TESTAMENT WILL RIP OFF YOUR HEAD, SHIT DOWN YOUR THROAT



Hey anybody ever been to Milwaukee? What a um charming city; if it gets any livelier, a funeral might break out. That is, except for a face-melting Testament show on Friday at what may be the yuckiest rock venue ever. Hey I would’ve gone if the show was in a paper mill*, ‘cause Testament is my shit, dude, if not for the sole reason that Eric Peterson is the only guitarist who always uses sufficient distortion for fuck's sake. Which is to say, lots of distortion. And thus, the band is always awesomely heavy, even on their much-maligned, over-produced heavy rock album, The Ritual. Anyway, Peterson was on fire Friday night, and you real Metal people know what I mean when I laud his wicked chemistry with singer Chuck Billy**. Rock writers, start including them in the list of historic singer/guitarist duos this instant. Right next to Steven Tyler and Joe Perry. 

And what a night for Chuck: In magnificent shape, the smiling, hulking singer just whaled on even the most exhausting songs (“3 Days In Darkness,” “The Formation Of Damnation”***). Whaled! Next tour, they could swap out "Apocalyptic City" and "The Preacher" for "Blessed In Contempt" and "One Man's Fate" so Chuck can smash them like baby aspirin, too. You know Greg Christian would destroy those deep cuts. And for those pining for what might’ve been re: Nick Barker: Stop. ‘Cause while I’m not sure what Paul Bostaph was doing at the end of “Disciples Of The Watch,” it felt like my ear canals were being fucked by a two very angry polar bears. I’m no scientist, but surely that’s how a monster drummer should party. Further, Alex Skolnick is the best, most insane guitarist ever even with my boner all over his damn fretboard. 

Big fucking HooM! Horns go out to Milwaukee Metal people, from the friendly heshers to the aggro pit types to the dear, sweet rockers who took mercy on me and passed their joint. Good shit, too. I’ll never forget you guys.

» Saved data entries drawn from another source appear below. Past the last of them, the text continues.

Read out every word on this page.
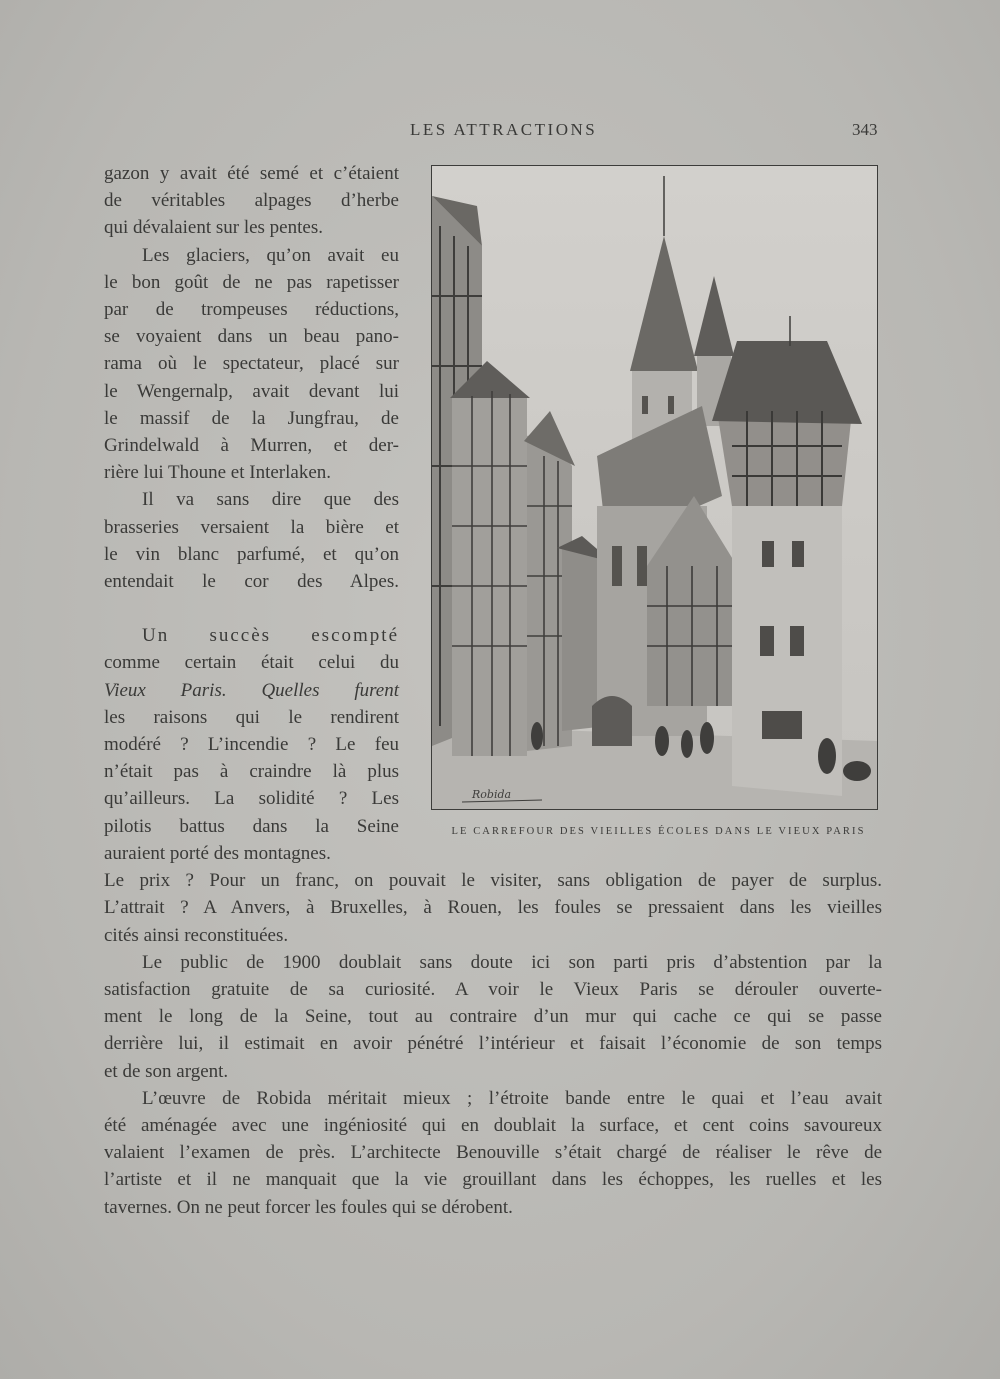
LES ATTRACTIONS	343
gazon y avait été semé et c’étaient
de véritables alpages d’herbe
qui dévalaient sur les pentes.
Les glaciers, qu’on avait eu
le bon goût de ne pas rapetisser
par de trompeuses réductions,
se voyaient dans un beau pano-
rama où le spectateur, placé sur
le Wengernalp, avait devant lui
le massif de la Jungfrau, de
Grindelwald à Murren, et der-
rière lui Thoune et Interlaken.
Il va sans dire que des
brasseries versaient la bière et
le vin blanc parfumé, et qu’on
entendait le cor des Alpes.
Un succès escompté
comme certain était celui du
Vieux Paris. Quelles furent
les raisons qui le rendirent
modéré ? L’incendie ? Le feu
n’était pas à craindre là plus
qu’ailleurs. La solidité ? Les
pilotis battus dans la Seine
Robida
LE CARREFOUR DES VIEILLES ÉCOLES DANS LE VIEUX PARIS
auraient porté des montagnes.
Le prix ? Pour un franc, on pouvait le visiter, sans obligation de payer de surplus.
L’attrait ? A Anvers, à Bruxelles, à Rouen, les foules se pressaient dans les vieilles
cités ainsi reconstituées.
Le public de 1900 doublait sans doute ici son parti pris d’abstention par la
satisfaction gratuite de sa curiosité. A voir le Vieux Paris se dérouler ouverte-
ment le long de la Seine, tout au contraire d’un mur qui cache ce qui se passe
derrière lui, il estimait en avoir pénétré l’intérieur et faisait l’économie de son temps
et de son argent.
L’œuvre de Robida méritait mieux ; l’étroite bande entre le quai et l’eau avait
été aménagée avec une ingéniosité qui en doublait la surface, et cent coins savoureux
valaient l’examen de près. L’architecte Benouville s’était chargé de réaliser le rêve de
l’artiste et il ne manquait que la vie grouillant dans les échoppes, les ruelles et les
tavernes. On ne peut forcer les foules qui se dérobent.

*Wait. Is that place a paper mill? 

** Those fuckers even had me cheering for other bands: Crowd energy never dipped, but Chuck nonetheless led some audience participation during the encore, demanding screams loud enough that even their Bay Area friends in Death Angel could hear. And their friends in Exodus! And Forbidden Evil! Conspicuously absent from this list was … you know. That pussy band for fagz.

***According to band, first timesies!